Barbara López Cardona: No, we really didn’t do that work together. We had our own work already written. What we did was coming together and reading to each other and giving feedback. Also, deciding this will fit in here or maybe this will be better or how to do something that even though it was different styles of course of writing, we tried to make it the content of it to be related or kind it to be related to each other, let it flow and even though we were three writers, we did it in a way. We start with poetry, then short stories and then go out with poetry again. You can read it separately each author or you just can read it as a book.
SR: You are also member of the Collective Bard without Borders, a group of poets and writers from refugee and migrant background that are commemorating the 400th anniversary of Shakespeare’s death through writing.

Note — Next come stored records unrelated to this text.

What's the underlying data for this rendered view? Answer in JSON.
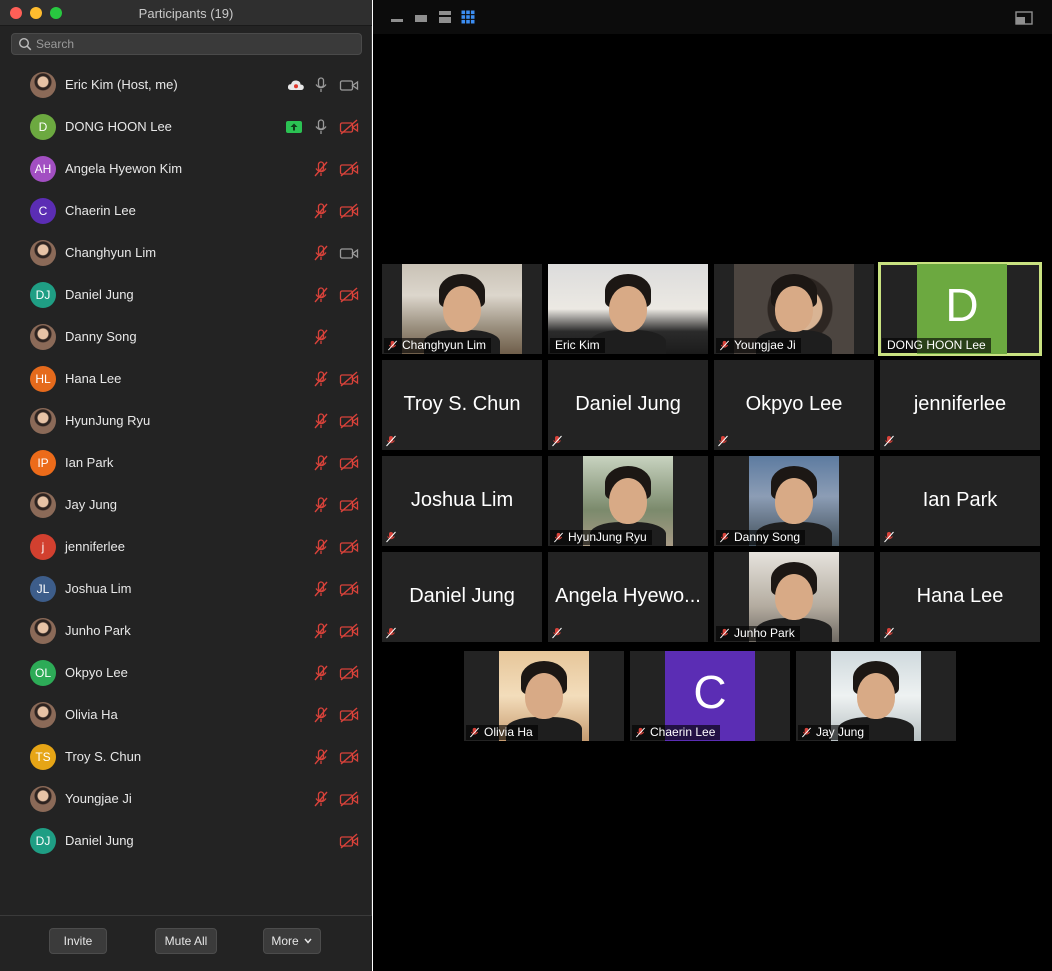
{
  "window": {
    "title": "Participants (19)"
  },
  "search": {
    "placeholder": "Search"
  },
  "colors": {
    "accent_active_border": "#c9e281",
    "muted_red": "#d8423a",
    "share_green": "#2bc253"
  },
  "participants": [
    {
      "name": "Eric Kim (Host, me)",
      "avatar": "photo",
      "mic": "on",
      "video": "on",
      "status": "cloud-recording-icon"
    },
    {
      "name": "DONG HOON Lee",
      "initials": "D",
      "color": "#6ca940",
      "mic": "on",
      "video": "off",
      "status": "share-screen-icon"
    },
    {
      "name": "Angela Hyewon Kim",
      "initials": "AH",
      "color": "#a24fc2",
      "mic": "muted",
      "video": "off"
    },
    {
      "name": "Chaerin Lee",
      "initials": "C",
      "color": "#5b2db4",
      "mic": "muted",
      "video": "off"
    },
    {
      "name": "Changhyun Lim",
      "avatar": "photo",
      "mic": "muted",
      "video": "on"
    },
    {
      "name": "Daniel Jung",
      "initials": "DJ",
      "color": "#1f9e84",
      "mic": "muted",
      "video": "off"
    },
    {
      "name": "Danny Song",
      "avatar": "photo",
      "mic": "muted",
      "video": "none"
    },
    {
      "name": "Hana Lee",
      "initials": "HL",
      "color": "#e56a1c",
      "mic": "muted",
      "video": "off"
    },
    {
      "name": "HyunJung Ryu",
      "avatar": "photo",
      "mic": "muted",
      "video": "off"
    },
    {
      "name": "Ian Park",
      "initials": "IP",
      "color": "#ec6b1a",
      "mic": "muted",
      "video": "off"
    },
    {
      "name": "Jay Jung",
      "avatar": "photo",
      "mic": "muted",
      "video": "off"
    },
    {
      "name": "jenniferlee",
      "initials": "j",
      "color": "#d2402f",
      "mic": "muted",
      "video": "off"
    },
    {
      "name": "Joshua Lim",
      "initials": "JL",
      "color": "#3d5d8a",
      "mic": "muted",
      "video": "off"
    },
    {
      "name": "Junho Park",
      "avatar": "photo",
      "mic": "muted",
      "video": "off"
    },
    {
      "name": "Okpyo Lee",
      "initials": "OL",
      "color": "#2dab57",
      "mic": "muted",
      "video": "off"
    },
    {
      "name": "Olivia Ha",
      "avatar": "photo",
      "mic": "muted",
      "video": "off"
    },
    {
      "name": "Troy S. Chun",
      "initials": "TS",
      "color": "#e6a516",
      "mic": "muted",
      "video": "off"
    },
    {
      "name": "Youngjae Ji",
      "avatar": "photo",
      "mic": "muted",
      "video": "off"
    },
    {
      "name": "Daniel Jung",
      "initials": "DJ",
      "color": "#1f9e84",
      "mic": "none",
      "video": "off"
    }
  ],
  "footer": {
    "invite": "Invite",
    "mute_all": "Mute All",
    "more": "More"
  },
  "gallery": {
    "tiles": [
      {
        "name": "Changhyun Lim",
        "type": "video",
        "scene": "v-hostroom",
        "label_muted": true
      },
      {
        "name": "Eric Kim",
        "type": "video",
        "scene": "v-office",
        "label_muted": false
      },
      {
        "name": "Youngjae Ji",
        "type": "video",
        "scene": "v-dark",
        "label_muted": true
      },
      {
        "name": "DONG HOON Lee",
        "type": "letter",
        "letter": "D",
        "scene": "v-green",
        "active": true
      },
      {
        "name": "Troy S. Chun",
        "type": "name"
      },
      {
        "name": "Daniel Jung",
        "type": "name"
      },
      {
        "name": "Okpyo Lee",
        "type": "name"
      },
      {
        "name": "jenniferlee",
        "type": "name"
      },
      {
        "name": "Joshua Lim",
        "type": "name"
      },
      {
        "name": "HyunJung Ryu",
        "type": "video",
        "scene": "v-outdoor",
        "label_muted": true
      },
      {
        "name": "Danny Song",
        "type": "video",
        "scene": "v-lake",
        "label_muted": true
      },
      {
        "name": "Ian Park",
        "type": "name"
      },
      {
        "name": "Daniel Jung",
        "type": "name"
      },
      {
        "name": "Angela Hyewo...",
        "type": "name"
      },
      {
        "name": "Junho Park",
        "type": "video",
        "scene": "v-street",
        "label_muted": true
      },
      {
        "name": "Hana Lee",
        "type": "name"
      },
      {
        "name": "Olivia Ha",
        "type": "video",
        "scene": "v-warm",
        "label_muted": true
      },
      {
        "name": "Chaerin Lee",
        "type": "letter",
        "letter": "C",
        "scene": "v-purple",
        "label_muted": true
      },
      {
        "name": "Jay Jung",
        "type": "video",
        "scene": "v-bright",
        "label_muted": true
      }
    ]
  }
}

Tell us about this project?
Barbara López Cardona: Bards without borders came to me by chance and I embraced it because I get to know people from different corners of the world. We are all, as you said, from migrant and exile background. There are people from Tanzania, to Bangladesh. Even though we work on the theme of Shakespeare because it’s the 400th anniversary this year, and we are writing taking into account the work of Shakespeare. Even though it’s about the same subject, we have our own views and at the end the poems are very different. But we have that connection, we are migrants here and we understand the feelings of each other and it’s been a lovely group.
SR: Barbara tell me about your poem Hidden which is part of the anthology In protest…
Barbara López Cardona: The poem Hidden is based on the armed conflict in Colombia, where kidnapping and raping and all these kind of things happen with the guerrillas, still until today after more than 50 years, it inspired me to write this poem about the emotional trauma that such events leave on their victims.
SR: Tell me about the writing group SLAP?
Barbara López Cardona: Spanish and Latin American Poets and Writers, SLAP, is a collective that aims to spread art from the Latin American community in London. As a community we have been invisible here in the UK and a group like this was missing. Through literary events we want to show our writing and that we can be creative too. SLAP is formed by nine poets from Peru, Mexico, Bolivia, Chile, Argentina, Spain and Colombia. I’ve learned from all of them, writing poetry is a solitary endeavour so being in a collective like this is great to develop and experiment with new themes.
After this interview was conducted, Barbara joined the group Diaspora Woman and she answered this question via email:
SR: Tell me about Diaspora Woman and your contribution to this group as a writer?
Barbara López Cardona: In this group we work with victims of the armed conflict in Colombia. We are all women and we gather and listen to the testimonies of each one of the victims, with this we aim to heal the trauma caused by both the armed conflict as well as the migration process. My contribution to the group is through poetry, as I write poems based on the testimonies or in my poems I talk about human rights violations, or more recently about activists that have been murdered in Colombia.